Which seems to me a more complex structure than arithmetic.

Comprehensability requires the co-existence of that which is comprehended with that which is doing the comprehension, that numbers can comprehend themselves without additional structure seem to me to be ruled out even by your result.

I don't understand how comprehension is modeled in Bruno's theory. It's unclear to me whether it a relation of deducing one number from another.

You can intuit it with comp, or even the weaker "strong AI" thesis. Comprehension is in the finite piece of computation involving that comprehension, and arithmetic contains all such finite piece of computations.

My point is that we cannot tacitly assume the existence of entities that can make the distinctions (for example, between difference Goedelian numberings) and thus the insistence that the physical not exist at the same level as numbers seems to be an error.

I'm intrigued by David Deutsche's assertion that different physics implies that different things are computable, but I'm doubtful that it's true.

I agree, it is total non sense. Not only it would contradict Church thesis and the immunity of computability for diagonalization, but thanks to David Deutsch quantum computer, it does not even make sense with what we know currently believed in physics, and such a position is a sort of revisionist definition of what is a computation. That's is why I prefer to call Deutsch's "Church Turing principle" the "Deutsch's thesis". And it is an open problem if such a thesis is compatible with Church's thesis.

You are not even showing a valid proof here. Refuting Deutsch's assertion would effectively make Yes Doctor vanish, leaving your result vacuous. Removing all traces of the physical world removes all possibility of distinguishing a false proof from a true proof.

That was essentially Peter Jones argument, except he argues that some things exist and some don't and "matter" is marker of what exists.

To contradict this one must show how a "theory of abstract theorem proving" is self-consistent in the absence of a means to distinguish one proposed proof from another. Only the physical world with its chalkboards, computer screens sound waves, etc. offers a medium on and in which we can communicate abstract ideas and concepts such as your result. To believe otherwise is to similar to the belief in perpetual motion machines as it would allow us to do work in contradiction to thermodynamics. The acquisition of Knowledge, via computation or other, requires the generation of entropy. Information is not gained for free. If numbers have a unique and a priori existence and the physical world emerges from it then even thermodynamics itself is emergent but this still does not allow us to get 0 to equal 1. I am sorry to seem so harsh in my critique but this problem that I am pointing out is far to obvious to be so lackadaisically dismissed. I believe in your result, but it does not prove the physical world to not exist as it requires the existence of the physical world to be communicated.
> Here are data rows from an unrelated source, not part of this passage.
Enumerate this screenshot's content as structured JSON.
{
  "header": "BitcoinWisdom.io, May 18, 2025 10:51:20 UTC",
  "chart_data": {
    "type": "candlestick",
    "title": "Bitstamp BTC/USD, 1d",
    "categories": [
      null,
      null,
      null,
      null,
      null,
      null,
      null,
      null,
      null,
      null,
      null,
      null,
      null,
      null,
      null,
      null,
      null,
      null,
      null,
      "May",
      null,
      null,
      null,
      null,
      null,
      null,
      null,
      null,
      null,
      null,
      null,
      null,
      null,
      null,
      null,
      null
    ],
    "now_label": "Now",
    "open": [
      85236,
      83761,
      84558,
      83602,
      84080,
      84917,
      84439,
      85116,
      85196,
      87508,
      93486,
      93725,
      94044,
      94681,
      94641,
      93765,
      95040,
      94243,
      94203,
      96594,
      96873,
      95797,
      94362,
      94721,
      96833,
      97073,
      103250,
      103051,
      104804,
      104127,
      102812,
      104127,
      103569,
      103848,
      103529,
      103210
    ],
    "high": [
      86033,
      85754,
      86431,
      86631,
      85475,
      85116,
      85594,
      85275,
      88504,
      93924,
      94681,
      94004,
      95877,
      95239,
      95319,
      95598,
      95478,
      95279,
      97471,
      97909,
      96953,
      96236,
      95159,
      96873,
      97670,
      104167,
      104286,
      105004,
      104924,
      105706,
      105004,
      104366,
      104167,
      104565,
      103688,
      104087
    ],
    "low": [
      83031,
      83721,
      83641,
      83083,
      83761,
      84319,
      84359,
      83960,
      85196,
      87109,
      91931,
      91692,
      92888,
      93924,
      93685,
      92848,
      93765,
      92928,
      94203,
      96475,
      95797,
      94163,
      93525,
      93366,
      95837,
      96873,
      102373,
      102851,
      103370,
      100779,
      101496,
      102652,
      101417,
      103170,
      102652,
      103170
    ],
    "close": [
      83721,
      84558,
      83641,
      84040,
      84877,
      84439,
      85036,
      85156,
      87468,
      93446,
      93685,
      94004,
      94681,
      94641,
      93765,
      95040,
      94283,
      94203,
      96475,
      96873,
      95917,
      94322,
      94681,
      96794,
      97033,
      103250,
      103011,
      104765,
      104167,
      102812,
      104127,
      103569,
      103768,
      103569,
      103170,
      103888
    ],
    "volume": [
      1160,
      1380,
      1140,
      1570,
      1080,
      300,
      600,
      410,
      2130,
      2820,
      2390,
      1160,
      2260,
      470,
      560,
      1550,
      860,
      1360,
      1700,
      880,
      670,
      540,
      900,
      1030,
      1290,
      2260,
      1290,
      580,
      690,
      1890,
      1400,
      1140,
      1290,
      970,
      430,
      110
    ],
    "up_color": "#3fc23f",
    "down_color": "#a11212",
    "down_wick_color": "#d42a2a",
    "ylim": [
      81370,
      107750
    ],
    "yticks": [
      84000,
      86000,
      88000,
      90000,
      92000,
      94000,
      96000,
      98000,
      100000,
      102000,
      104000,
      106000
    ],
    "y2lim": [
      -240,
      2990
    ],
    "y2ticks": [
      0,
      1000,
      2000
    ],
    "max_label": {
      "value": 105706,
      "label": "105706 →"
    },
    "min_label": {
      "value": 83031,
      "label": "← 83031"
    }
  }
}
That fact alone should be clear.

Although Bruno often talks as though he has proved matter doesn't exist,

I insist that I alway mean "primitive matter". I am not as foolish as pretending that appearance of matter is unreal.

his theory is just that it is not fundamental, that it can be explained in terms of universal computation, i.e. it can be picked out of the computational everything along with why we have experience of it.


However, I don't think he has shown how that can be done.

? AUDA explains that. UDA explains WHY we have to do that once we say yes to the doctor for the comp reason, and AUDA explains the *complete* HOW. And a tiny part of physics has been derived and justifies already most of quantum (and quale) weirdness. The rest are difficult open mathematical problem.